Jonesing for the Dow/Savings Rate

Carl Remick cremick at rlmnet.com
Thu Aug 6 11:00:15 PDT 1998


Re Michael Brun's observation: I thought the Savings and Loan crisis and other recent bubbles pointed to an excess of investment, not a deficit, and by the above syllogism to an excess of saving as well. Excess saving/investment is money for which no income-earning opportunities (at least no reasonable, non-fraudulent ones) are available.

Good point. I can't fathom this tendency to talk about capital formation in the abstract without mentioning the idiotic ends to which this capital is typically applied.

Carl Remick -----Original Message----- From: Michael Brun [mailto:brun at uiuc.edu] Sent: Thursday, August 06, 1998 1:11 PM To: lbo-talk at lists.panix.com Subject: Re: Jonesing for the Dow/Savings Rate

Liberals like to say there's an investment deficit; I do believe that EPI has devoted no small amount of paper to making that argument. But since, as Keynes said, investment and saving are merely alternative names for the difference between income and consumption, then how can you say the investment rate is too low but that savings are irrelevant?

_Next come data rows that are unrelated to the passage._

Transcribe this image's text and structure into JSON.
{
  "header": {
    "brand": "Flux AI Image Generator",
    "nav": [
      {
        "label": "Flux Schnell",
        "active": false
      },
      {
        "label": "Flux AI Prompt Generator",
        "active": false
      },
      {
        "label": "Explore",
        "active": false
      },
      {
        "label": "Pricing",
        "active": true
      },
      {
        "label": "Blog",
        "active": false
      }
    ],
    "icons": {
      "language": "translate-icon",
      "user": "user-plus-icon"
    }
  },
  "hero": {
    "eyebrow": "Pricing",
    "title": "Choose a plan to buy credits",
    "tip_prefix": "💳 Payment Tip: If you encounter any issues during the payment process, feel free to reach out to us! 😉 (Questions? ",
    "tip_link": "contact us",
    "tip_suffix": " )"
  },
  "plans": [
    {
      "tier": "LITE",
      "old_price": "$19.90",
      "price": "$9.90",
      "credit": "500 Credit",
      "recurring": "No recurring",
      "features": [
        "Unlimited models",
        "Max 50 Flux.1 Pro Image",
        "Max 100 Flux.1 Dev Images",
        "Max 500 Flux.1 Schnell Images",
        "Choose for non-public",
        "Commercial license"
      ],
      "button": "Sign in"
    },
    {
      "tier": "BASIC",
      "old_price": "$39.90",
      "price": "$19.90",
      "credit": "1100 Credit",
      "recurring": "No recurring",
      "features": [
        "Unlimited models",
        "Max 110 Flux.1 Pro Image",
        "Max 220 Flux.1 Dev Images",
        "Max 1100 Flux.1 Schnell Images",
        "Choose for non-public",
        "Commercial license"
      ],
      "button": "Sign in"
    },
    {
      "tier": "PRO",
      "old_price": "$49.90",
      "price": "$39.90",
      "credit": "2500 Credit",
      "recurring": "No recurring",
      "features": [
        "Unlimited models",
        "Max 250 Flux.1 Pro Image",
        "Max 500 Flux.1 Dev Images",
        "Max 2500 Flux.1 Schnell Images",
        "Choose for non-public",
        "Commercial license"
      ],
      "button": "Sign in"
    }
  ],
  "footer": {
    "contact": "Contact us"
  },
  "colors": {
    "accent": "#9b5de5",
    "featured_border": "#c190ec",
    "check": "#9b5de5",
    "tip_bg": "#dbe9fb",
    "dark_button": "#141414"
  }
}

Is the issue here investment or investment opportunities? I thought the Savings and Loan crisis and other recent bubbles pointed to an excess of investment, not a deficit, and by the above syllogism to an excess of saving as well. Excess saving/investment is money for which no income-earning opportunities (at least no reasonable, non-fraudulent ones) are available.

Also, saving is the same thing as lending, and, just as saving equals investment is an identity, so is lending equals borrowing. In some aggregate sense--and we can't be satisfied with aggregating over the nation anymore, we have to aggregate over the world, and there we don't have much good data--the savings rate must be zero if you count borrowing as dis-saving. So to speak of a savings rate makes sense only from the perspective of a census of household behavior, not as a macroeconomic variable.

In country A, households lend and corporations borrow; in country B corporations lend and households borrow. A will show a positive savings rate, B even a negative one. Yet both are pausible situations. A is the familiar story. B is where most households have declined to sharecropper status, and have to borrow from corporate profits to make it. It's not nice, but a fairly stable arrangement. However, if too many households go bankrupt from overborrowing (=overlending by the Scrooges) there'll be a Savings and Loan style crisis. That's resolved one way with the liberal bankruptcy laws we have now; in the old days that may return it's resolved through debt peonage. There are more roads to serfdom than Hayek thought.

Even if we restrict our attention to households, and forget about corporate saving, there would still be the problem of documenting saving behavior of very wealthy households. This problem becomes more serious as income and wealth inequalities increase. So the savings rate as usually presented is of limited use for macroeconomic analysis, because it doesn't tell us about the size of credit or investment expediture flows. It remains of some interest because it does give us hints as to who is participating in those flows and how.